CO in pregnancy
1. What every clinician should know
Carbon monoxide (CO) is the leading cause of poisoning morbidity and mortality in the United States. There is a high incidence of fetal CNS damage and stillbirth after severe maternal CO poisoning. The fetal brain is considered to be at greater risk for CO toxicity than the adult brain. Persistent or delayed cognitive sequelae may occur in up to 50% of patients with symptomatic poisoning. Clinical manifestations of CO toxicity are relatively nonspecific and may include headache, nausea, dizziness, weakness, chest pain, vomiting, confusion, syncope, cardiac arrhythmias and myocardial ischemia.
CO is lipid soluble with adipose tissue accumulation and storage resulting in prolonged excretion in cases of severe and/or prolonged CO exposure. Some animal data suggest that elimination of CO from the fetus takes up to 3.5 times longer than maternal CO elimination. The fetus is considered to be at greater risk than adults.
2. Diagnosis and differential diagnosis
History is very important in considering this diagnosis. Obtain a blood carboxyhemoglobin (COHb).
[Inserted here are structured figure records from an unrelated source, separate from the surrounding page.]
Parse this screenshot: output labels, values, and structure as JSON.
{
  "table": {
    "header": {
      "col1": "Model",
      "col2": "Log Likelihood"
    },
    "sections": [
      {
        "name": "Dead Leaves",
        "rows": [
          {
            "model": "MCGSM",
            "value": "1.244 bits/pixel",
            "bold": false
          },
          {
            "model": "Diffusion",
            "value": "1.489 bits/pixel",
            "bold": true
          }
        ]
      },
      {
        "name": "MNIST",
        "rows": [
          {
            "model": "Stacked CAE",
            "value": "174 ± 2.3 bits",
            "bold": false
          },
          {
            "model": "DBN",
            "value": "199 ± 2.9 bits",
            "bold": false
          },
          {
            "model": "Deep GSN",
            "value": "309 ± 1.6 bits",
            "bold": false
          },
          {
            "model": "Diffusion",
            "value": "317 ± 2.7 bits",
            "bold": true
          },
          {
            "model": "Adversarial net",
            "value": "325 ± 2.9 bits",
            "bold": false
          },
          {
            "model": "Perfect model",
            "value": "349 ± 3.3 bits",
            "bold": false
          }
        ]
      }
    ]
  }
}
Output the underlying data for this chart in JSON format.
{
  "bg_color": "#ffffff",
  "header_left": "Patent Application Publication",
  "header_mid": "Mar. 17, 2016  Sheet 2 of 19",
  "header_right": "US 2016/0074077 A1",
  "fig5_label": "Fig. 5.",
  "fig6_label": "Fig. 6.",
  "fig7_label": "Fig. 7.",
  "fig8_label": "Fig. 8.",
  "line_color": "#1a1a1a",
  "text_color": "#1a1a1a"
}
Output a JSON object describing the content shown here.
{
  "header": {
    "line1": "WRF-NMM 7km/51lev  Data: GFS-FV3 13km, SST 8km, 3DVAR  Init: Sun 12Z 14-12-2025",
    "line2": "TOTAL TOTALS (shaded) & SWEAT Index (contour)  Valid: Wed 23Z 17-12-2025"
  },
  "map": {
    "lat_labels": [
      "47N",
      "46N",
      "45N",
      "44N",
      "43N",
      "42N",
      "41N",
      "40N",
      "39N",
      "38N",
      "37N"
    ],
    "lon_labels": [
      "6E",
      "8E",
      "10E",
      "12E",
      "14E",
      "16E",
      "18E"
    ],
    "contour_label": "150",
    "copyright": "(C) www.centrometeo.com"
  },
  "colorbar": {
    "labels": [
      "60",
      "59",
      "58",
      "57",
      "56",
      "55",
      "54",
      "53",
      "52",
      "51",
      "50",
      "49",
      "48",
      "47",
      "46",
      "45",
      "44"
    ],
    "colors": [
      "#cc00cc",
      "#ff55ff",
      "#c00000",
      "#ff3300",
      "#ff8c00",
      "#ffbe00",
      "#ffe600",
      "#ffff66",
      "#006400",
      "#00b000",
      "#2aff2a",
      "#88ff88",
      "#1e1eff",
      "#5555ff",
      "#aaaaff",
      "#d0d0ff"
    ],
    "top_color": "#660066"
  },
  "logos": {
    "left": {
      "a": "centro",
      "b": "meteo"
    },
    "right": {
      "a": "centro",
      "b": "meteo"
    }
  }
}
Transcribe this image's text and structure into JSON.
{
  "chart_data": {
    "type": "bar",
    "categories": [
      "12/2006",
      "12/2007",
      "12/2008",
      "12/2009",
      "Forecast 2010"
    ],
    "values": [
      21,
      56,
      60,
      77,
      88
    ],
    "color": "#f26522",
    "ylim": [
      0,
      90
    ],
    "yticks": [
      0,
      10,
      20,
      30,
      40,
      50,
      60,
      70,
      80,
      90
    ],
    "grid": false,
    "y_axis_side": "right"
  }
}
Normal blood COHb is 0–5%. Neonates and patients with hemolytic anemia may have COHb up to 5%. One-pack-per-day cigarette smokers typically have COHb of about 6% but may be up to 10%. Elevated COHb confirms exposure, but specific COHb levels do not predict symptoms or outcome. COHb is misinterpreted as oxyhemoglobin by pulse oximeters, so pulse oximeters overestimate oxyhemoglobin by the approximate amount of COHb present. A COHb greater than 25% may be considered an indication for hyperbaric therapy.
Depending on the patient’s presentation, the differential may be quite wide. History is important to raise suspicion that CO exposure may have occurred.
Begin oxygen administration. In more severe exposures use non-rebreather mask (delivers only 70–90% oxygen) or endotracheal intubation to deliver oxygen. COHb serum half-life is 5 hours on room air (21% oxygen); it is 1 hour (range approximately 0.5–1.5 hours) on 100% oxygen at one atmosphere pressure. Hyperbaric oxygen therapy indications may include fetal distress, syncope, coma, seizure, confusion, altered mental status, COHb greater than 25%, and abnormal cerebellar examination. Referral and transport to a reasonably near hyperbaric facility (if available) may be needed. Endpoint of treatment is resolution of symptoms and COHb less than 5%. Consultation with a regional poison center 800-222-1222 and a physician medical toxicologist is recommended.
Seriously symptomatic pregnant patients should receive 100% oxygen by rebreather face mask at least until symptoms resolve or longer. Pregnant patients with loss of consciousness or COHb greater than 25% may be considered for hyperbaric chamber therapy.
Persistent or delayed adverse effects may include cognitive deficits, incontinence, peripheral neuropathy, amnesia, apraxia, agnosias, chorea, parkinsonism, psychosis, paralysis, dementia, and cortical blindness. Most patients with delayed neurologic sequelae had loss of consciousness in the acute phase of toxicity. Children appear to have greater recovery compared with adults.
Hyperbaric chamber therapy requires myringotomy. Greater than 2 to 3 atmospheres of 100% oxygen for greater than 2 to 3 hours increases the risk for seizures.
5. Prognosis and outcome
Prognosis depends in part on the severity of poisoning. Pregnant women who present with normal mental status and no loss of consciousness have excellent outcomes, and their infants have no subsequent delay in obtaining developmental milestones. There is no high-quality evidence that hyperbaric therapy poses a risk to the fetus.
Long-term health prognosis relates in part to the severity of presentation. Infants and children appear to recover more readily than adults from the adverse effects of CO poisoning, but severe persistent fetal/neonatal adverse effects have occurred.
6. What is the evidence for specific management and treatment recommendations
Koren, G, Sharav, T, Pastuszak, A, Garrettson, LK, Hill, K, Samson, I. “A multicenter prospective study of fetal outcome following accidental carbon monoxide poisoning in pregnancy”. Reprod Toxicol. vol. 5. 1991. pp. 397–403. (All asymptomatic pregnant patients had excellent neonatal outcomes. In three severely symptomatic pregnant patients who did not receive hyperbaric therapy, there were two stillbirths and one case of cerebral palsy.)
Van Hoesen, KB, Camporesi, EM, Moon, RE, Hage, ML, Piantadosi, CA. “Should hyperbaric oxygen be used to treat the pregnant patient for acute carbon monoxide poisoning? A case report and literature review”. JAMA. vol. 261. 1989. pp. 1039-43.